In the applications I build I like to use the approach you are suggesting. I'll post the middleware that I use:

using System;
using System.Threading.Tasks;
using Microsoft.AspNetCore.Http;
using MyProject.Interfaces;

namespace MyProject.Middlewares
{
    public class ErrorReporterMiddleware
    {
        private readonly RequestDelegate RequestDelegate;

        public ErrorReporterMiddleware(RequestDelegate requestDelegate)
        {
            RequestDelegate = requestDelegate ?? throw new ArgumentNullException(nameof(requestDelegate));
        }

        public async Task Invoke(HttpContext httpContext, IErrorReporter errorReporter)
        {
            try
            {
                await RequestDelegate(httpContext);
            }
            catch (Exception e)
            {
                await errorReporter?.CaptureAsync(e);
                throw;
            }
        }
    }
}

In this case IErrorReporter is an interface I have defined in the MyProject.Interfaces namespace.

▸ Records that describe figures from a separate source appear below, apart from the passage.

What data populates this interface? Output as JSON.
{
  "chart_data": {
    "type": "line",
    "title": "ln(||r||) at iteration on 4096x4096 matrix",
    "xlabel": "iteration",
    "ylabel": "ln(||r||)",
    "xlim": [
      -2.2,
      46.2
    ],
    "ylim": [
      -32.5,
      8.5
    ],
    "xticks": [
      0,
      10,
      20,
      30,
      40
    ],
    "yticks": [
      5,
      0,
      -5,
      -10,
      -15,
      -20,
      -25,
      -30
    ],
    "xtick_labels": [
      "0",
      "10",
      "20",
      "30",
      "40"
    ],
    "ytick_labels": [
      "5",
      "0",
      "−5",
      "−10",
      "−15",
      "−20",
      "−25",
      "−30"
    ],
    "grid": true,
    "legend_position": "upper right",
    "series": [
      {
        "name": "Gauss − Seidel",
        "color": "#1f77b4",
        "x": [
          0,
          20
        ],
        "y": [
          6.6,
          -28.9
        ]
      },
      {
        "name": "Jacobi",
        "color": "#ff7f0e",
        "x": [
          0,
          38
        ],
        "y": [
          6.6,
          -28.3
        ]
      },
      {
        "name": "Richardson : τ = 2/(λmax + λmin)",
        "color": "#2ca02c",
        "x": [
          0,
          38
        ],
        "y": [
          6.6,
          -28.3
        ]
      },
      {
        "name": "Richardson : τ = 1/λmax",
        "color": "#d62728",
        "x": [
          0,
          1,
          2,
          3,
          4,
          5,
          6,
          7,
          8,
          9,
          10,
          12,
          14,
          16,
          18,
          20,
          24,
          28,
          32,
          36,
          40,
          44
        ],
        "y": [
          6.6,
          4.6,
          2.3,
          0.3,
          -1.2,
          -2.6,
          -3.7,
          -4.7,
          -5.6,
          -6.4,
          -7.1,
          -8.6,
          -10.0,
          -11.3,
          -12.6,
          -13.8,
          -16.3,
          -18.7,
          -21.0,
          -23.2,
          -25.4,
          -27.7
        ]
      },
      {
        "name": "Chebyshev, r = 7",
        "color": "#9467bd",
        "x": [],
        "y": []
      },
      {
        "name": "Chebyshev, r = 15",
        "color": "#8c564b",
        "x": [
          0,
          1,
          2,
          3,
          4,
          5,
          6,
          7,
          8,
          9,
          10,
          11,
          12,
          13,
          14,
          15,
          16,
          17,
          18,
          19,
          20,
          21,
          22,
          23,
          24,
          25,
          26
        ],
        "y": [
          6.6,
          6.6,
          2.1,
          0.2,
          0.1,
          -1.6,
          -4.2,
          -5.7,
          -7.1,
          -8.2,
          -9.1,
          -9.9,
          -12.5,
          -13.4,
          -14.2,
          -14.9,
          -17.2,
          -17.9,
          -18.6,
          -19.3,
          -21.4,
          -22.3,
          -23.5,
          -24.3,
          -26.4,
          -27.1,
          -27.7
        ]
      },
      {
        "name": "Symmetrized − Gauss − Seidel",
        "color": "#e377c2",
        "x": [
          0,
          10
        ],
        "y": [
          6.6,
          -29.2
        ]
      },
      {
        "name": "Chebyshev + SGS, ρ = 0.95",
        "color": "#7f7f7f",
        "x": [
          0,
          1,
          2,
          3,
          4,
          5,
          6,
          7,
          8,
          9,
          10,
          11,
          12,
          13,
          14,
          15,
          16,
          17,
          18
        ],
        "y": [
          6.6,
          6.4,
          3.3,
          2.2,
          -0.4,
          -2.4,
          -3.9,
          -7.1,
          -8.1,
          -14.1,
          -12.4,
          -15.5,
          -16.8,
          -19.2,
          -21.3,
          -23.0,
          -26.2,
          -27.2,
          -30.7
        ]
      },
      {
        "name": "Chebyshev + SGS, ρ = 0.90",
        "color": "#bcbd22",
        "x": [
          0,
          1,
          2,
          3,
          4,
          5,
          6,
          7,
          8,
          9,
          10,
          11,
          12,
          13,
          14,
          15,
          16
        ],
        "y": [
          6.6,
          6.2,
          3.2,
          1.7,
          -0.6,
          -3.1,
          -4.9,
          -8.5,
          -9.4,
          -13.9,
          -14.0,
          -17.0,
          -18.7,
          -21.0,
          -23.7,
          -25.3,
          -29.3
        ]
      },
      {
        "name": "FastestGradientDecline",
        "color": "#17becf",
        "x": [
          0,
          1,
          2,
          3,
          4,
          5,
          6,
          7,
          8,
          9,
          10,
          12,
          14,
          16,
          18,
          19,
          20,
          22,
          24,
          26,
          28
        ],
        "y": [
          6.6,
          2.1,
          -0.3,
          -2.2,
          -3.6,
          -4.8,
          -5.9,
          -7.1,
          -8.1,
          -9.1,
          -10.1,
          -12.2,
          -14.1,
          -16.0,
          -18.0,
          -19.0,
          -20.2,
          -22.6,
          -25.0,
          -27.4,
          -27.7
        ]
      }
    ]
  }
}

I use it to abstract the logging service:

using System;
using System.Threading.Tasks;

namespace MyProject.Interfaces
{
    public interface IErrorReporter
    {
        Task CaptureAsync(Exception exception);
        Task CaptureAsync(string message);
    }
}

Then in the Startup.cs I just add the following line to the Configure method:

app.UseMiddleware<ErrorReporterMiddleware>();

Nothing special but I think it's a clean approach.